Gözlerinde ki şaşkınlığı her ne kadar yakalasam da duruşumu bozmadım. Aklından ne geçiyor bilmiyorum ama onun yumuşamasıyla şaşırma sırası bana geçmişti. Hafifçe tebessüm etti.
"Dediğin gibi iki çeşit insan var prenses. Ben, birinci kategorideyim lakin eksim adam öldürmekten. Ben, zaten eline kan bulaşmış bir katilim. Katilden farkımda kalbe sahip olmam. Ben kanı krallığım adına döküyorum. Sana ve ailene ömrümü adamış savaşçıyım. Bana bu teklifi sunana da cevabım hayır olurdu. Altınların fazlalığı umurumda bile değil. Param olmasa da ailem yeter. Siz yetersiniz. İvan'a da güveniyorum, sana da prenses. Çünkü, size güvenmeyeyim de kime güveneyim?"
Ona kafa sallarken yokuş aşağı inmeye başlamıştım. Bu hayatta kahramanlara değil, zekilere ihtiyacımız var. Kahramanlıklar elbet unutuluyor. İnsanlar yaşamlarına devam ediyor. Bizim hayatta kalıp savaşmamız gerek. Kendimiz için. Dibe düşmemeliyim. Bu bir son değil. Ödenmesi gereken faturaları keseceğiz bugün... Öğlen saatlerine gelmiş olmalıyız. Dün kaldığımız motelin önüne gelince durdum. Burada birileri vardı.
"Dün burada birileri vardı. Onları ziyaret etsek olmaz mı? Aklım hala orada."

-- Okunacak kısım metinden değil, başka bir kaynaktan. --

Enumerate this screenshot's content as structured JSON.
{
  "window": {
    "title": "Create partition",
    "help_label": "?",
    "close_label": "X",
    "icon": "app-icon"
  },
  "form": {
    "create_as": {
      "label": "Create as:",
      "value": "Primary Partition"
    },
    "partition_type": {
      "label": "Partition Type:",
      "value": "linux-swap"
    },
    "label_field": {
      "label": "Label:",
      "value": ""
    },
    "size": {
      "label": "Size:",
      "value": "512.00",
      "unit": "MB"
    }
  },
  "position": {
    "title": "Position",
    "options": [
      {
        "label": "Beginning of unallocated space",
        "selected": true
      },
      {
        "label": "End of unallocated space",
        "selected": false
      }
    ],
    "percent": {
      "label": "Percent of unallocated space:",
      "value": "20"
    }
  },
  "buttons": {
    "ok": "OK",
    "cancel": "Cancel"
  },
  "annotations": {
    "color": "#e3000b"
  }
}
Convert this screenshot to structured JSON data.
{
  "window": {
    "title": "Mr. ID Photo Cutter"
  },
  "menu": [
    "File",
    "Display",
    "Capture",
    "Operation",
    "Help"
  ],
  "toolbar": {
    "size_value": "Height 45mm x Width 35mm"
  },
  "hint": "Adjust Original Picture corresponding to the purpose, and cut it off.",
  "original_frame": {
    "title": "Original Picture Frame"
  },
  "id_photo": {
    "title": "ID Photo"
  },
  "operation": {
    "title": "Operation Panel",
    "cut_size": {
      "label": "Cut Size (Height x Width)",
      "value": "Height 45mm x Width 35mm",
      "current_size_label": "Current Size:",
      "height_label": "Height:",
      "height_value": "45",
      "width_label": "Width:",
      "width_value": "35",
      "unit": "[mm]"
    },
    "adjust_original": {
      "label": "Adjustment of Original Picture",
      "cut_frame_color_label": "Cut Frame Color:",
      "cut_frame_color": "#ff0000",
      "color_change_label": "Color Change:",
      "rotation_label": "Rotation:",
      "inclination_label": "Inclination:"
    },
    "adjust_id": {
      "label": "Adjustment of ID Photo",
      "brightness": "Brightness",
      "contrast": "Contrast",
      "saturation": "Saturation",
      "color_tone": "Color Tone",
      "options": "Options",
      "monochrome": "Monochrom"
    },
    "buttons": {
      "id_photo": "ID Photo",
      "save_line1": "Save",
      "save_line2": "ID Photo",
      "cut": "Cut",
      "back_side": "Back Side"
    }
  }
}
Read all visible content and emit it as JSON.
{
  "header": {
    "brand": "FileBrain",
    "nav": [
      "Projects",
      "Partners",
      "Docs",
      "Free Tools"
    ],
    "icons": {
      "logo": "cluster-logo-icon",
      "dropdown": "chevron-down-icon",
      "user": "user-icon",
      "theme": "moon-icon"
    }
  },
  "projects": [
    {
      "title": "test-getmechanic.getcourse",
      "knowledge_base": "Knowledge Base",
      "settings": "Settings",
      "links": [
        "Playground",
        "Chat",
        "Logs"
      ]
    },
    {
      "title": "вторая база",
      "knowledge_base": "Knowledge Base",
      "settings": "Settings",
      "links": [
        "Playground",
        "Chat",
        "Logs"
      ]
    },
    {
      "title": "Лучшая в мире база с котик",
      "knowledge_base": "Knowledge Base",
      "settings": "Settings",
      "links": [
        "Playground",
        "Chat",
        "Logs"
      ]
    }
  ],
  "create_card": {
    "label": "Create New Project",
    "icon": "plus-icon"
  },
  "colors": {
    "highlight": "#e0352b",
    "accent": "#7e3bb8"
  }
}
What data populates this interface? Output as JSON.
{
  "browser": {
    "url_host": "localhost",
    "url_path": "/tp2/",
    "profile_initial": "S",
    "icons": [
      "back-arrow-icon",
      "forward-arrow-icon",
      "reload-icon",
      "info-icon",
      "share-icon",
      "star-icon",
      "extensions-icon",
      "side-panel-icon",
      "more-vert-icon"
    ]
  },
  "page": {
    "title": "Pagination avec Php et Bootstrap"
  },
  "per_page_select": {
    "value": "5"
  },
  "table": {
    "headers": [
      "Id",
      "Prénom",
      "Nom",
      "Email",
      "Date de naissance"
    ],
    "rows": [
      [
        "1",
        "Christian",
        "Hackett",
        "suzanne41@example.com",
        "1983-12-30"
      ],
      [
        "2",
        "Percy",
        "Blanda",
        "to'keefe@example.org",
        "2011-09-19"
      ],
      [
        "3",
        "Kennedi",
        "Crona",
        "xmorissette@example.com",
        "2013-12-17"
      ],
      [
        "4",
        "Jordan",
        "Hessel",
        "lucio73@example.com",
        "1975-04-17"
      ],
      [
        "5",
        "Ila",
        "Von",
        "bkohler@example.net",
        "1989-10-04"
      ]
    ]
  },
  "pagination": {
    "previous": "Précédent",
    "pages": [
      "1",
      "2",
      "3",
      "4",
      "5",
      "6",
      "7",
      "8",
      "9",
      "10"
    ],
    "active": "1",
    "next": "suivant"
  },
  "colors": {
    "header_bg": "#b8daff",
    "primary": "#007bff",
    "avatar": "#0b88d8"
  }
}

Birbirlerine bakıp onaylarken atımdan inip yanımıza koşarak gelen adamı tam şimşeğin yelelerini alacakken durdurdum. Kolunda ki elime şaşkınca bakarken elimi geri çektim. Korkutmaya gerek yok.
"Bizi hatırladın mı?" Şaşkınlığını kahkahaya bıraktı. Hayır, komik olan ne? "Efendim, altın odada kalan nadir kişiler var. Zenginler bizi seçmez. Sizi unutmak mümkün değil."
Sözleriyle diğerleri burun kıvırsa da hafifçe tebessüm ettim. Kath, kollarını bağlayıp bize yandan bakış attı.
"Yakında sizden daha fazla param olacak, ezmeler. Alacağım varda üç artı bir kişiden."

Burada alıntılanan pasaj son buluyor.